The internal story is more to do with character, human nature, why things happen, the choices characters make, and their inner conflicts.
The central character has to want something, to long for something, and, we writers must always put something in the way of the main character’s desire. Oh, the power!
How do we depict fully fleshed-out characters? The same way we do in real life. We might describe the new mail carrier to our neighbor. What color is his hair? How does he walk with his mailbag? How does he talk? What is Sheila down the block saying about him?
Unlike in real life, in fiction, we can know what the character is thinking. Usually, by the end of the story the character is changed in some way, he or she has learned something, grown in some way. Usually, but not always. If the character has not changed what the reader comes away with is illumination. The reader can see what the character cannot. The reader understands the character better than the character understands him or herself.
Marlin discussed setting, point of view and theme, as well.
As we approached lunch hour, we got our afternoon assignment:
Write two scenes, putting two characters in a situation, keeping in mind the elements of fiction and the story arc. What is their relationship? What do they want? One must want something from the other, who will not give in. The want can be anything: love, money, respect, jewelry, trust, a gun. It can be abstract or concrete. Even if the object is concrete, you can still explore the internal, deeper level of the character’s desire. She may want mama’s pearl necklace, but deep down, she may really desire love or respect.

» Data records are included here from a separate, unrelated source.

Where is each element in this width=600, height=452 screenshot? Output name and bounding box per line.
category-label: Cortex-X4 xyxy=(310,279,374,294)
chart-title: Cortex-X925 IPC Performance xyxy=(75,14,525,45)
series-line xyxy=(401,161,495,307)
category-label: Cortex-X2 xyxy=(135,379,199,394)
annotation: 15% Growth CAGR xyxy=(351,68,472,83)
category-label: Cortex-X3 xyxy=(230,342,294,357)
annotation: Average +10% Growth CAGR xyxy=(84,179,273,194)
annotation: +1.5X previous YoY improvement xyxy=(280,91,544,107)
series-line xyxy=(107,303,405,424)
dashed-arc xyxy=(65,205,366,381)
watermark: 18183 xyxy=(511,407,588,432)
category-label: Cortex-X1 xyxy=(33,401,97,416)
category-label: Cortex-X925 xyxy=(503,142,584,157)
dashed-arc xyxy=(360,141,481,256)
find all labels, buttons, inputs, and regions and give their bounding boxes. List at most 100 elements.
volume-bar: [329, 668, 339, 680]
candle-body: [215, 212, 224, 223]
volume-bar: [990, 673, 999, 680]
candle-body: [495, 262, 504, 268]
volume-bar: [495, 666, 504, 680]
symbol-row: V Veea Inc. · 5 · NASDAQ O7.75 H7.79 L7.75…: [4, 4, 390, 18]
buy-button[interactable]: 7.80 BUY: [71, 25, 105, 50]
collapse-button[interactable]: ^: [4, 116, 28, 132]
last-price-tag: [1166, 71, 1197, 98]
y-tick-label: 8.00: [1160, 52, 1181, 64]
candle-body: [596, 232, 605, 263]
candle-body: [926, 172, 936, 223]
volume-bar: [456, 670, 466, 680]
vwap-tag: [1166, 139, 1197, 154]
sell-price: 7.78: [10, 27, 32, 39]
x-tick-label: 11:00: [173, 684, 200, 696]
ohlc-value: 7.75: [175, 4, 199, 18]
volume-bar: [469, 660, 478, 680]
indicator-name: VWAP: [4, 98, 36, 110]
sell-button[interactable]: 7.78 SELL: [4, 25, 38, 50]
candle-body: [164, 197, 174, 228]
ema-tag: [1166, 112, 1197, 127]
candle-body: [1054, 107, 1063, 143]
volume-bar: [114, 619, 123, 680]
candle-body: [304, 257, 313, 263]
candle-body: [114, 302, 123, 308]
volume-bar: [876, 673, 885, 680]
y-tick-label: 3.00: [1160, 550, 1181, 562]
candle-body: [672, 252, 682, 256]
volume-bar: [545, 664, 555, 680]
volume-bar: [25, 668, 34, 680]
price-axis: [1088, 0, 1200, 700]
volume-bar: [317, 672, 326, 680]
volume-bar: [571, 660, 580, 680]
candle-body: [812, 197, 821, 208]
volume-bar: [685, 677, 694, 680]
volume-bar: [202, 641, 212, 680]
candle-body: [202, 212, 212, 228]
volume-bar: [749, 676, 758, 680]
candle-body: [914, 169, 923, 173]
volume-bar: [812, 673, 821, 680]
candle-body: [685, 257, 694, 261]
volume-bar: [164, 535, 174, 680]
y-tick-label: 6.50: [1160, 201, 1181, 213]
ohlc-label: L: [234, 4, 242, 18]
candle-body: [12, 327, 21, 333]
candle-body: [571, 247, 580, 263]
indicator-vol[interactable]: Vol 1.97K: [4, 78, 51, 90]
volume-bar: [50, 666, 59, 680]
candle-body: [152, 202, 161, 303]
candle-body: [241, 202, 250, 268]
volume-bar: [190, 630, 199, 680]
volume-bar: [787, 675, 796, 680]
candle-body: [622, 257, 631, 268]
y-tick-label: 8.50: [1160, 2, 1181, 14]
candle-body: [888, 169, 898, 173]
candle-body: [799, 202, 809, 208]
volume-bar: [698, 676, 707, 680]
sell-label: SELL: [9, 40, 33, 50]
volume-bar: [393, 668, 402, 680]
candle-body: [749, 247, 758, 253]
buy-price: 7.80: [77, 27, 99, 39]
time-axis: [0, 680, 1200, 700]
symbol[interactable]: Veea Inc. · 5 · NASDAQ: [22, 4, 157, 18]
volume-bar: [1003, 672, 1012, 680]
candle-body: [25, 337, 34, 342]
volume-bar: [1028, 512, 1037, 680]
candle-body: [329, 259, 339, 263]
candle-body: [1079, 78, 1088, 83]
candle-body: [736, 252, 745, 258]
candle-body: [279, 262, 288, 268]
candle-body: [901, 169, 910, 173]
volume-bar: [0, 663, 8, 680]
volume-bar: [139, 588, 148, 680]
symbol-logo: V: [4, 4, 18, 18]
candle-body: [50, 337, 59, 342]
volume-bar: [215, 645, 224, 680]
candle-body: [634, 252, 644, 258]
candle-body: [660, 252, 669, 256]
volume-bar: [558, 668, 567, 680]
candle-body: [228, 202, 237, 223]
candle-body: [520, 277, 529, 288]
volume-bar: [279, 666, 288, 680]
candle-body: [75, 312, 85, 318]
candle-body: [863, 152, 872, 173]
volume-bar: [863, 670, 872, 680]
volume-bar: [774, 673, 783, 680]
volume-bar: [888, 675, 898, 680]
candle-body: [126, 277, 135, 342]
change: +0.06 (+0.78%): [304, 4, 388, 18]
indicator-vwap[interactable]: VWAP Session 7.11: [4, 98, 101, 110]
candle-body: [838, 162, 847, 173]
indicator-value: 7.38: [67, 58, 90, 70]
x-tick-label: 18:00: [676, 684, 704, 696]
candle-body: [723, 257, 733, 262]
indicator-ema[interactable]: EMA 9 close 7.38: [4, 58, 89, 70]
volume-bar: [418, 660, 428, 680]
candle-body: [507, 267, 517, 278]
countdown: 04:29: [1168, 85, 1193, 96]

Tip: The story has to get up and running before you start revealing the past.
On Saturday night, after a near disaster involving a water bottle and my laptop, we headed to the Hub City Bookstore for social hour, followed by dinner, and then to Hub-Bub, a terrific performance space, where Lydia Netzer, the other fiction instructor, gave a passionate and hilarious keynote speech. I couldn’t possibly re-create her talk here, as it was as much performance as it was information. What it boiled down to is truth, putting everything you’ve got into your writing, your deepest, darkest secrets. It’s your responsibility, she said, to make your writing personal, that if you expect people to read your book, you must reach into the darkest part of yourself and “bleed” into your characters. She recommended writing down everything that occurs to you, even if your musings never make it into your story or book, and as you’re writing live in a place of uncertainty. You don’t have to know where the story is going.
After the hyperactivity of the previous day, Sunday morning is always crash time for me. I want to stay and write more, and at the same time, I want to get home and process all I learned. “Write more” won out. I attended one of the short Sunday seminars in playwriting given by former Hub City Artist-in-Residence, Anna Abhau Elliot. Anna, a fellow improviser, handed out copies of historical postcards complete with notes from the senders. From these prompts we wrote scenes in dialogue only, with no stage direction at all. The assignment: Put two characters in a well-grounded location. They must have an established relationship, and the scene must have a beginning, middle and end. Convey the location, action and emotion through dialogue only. There were only five of us in the class and, after writing, some of us played parts in each other’s scenes, proving, once again that I’m a total ham.
So challenge yourself! Try some of these exercises, and maybe make the trip to Spartanburg for next summer’s Hub City Writing in Place Conference.
#1 by thehistorydoctor on July 20, 2015 - 3:38 pm
Great blog post! Sorry I missed the conference.
#2 by Melissa Walker on July 20, 2015 - 3:40 pm
Great post! Sorry to have missed the conference.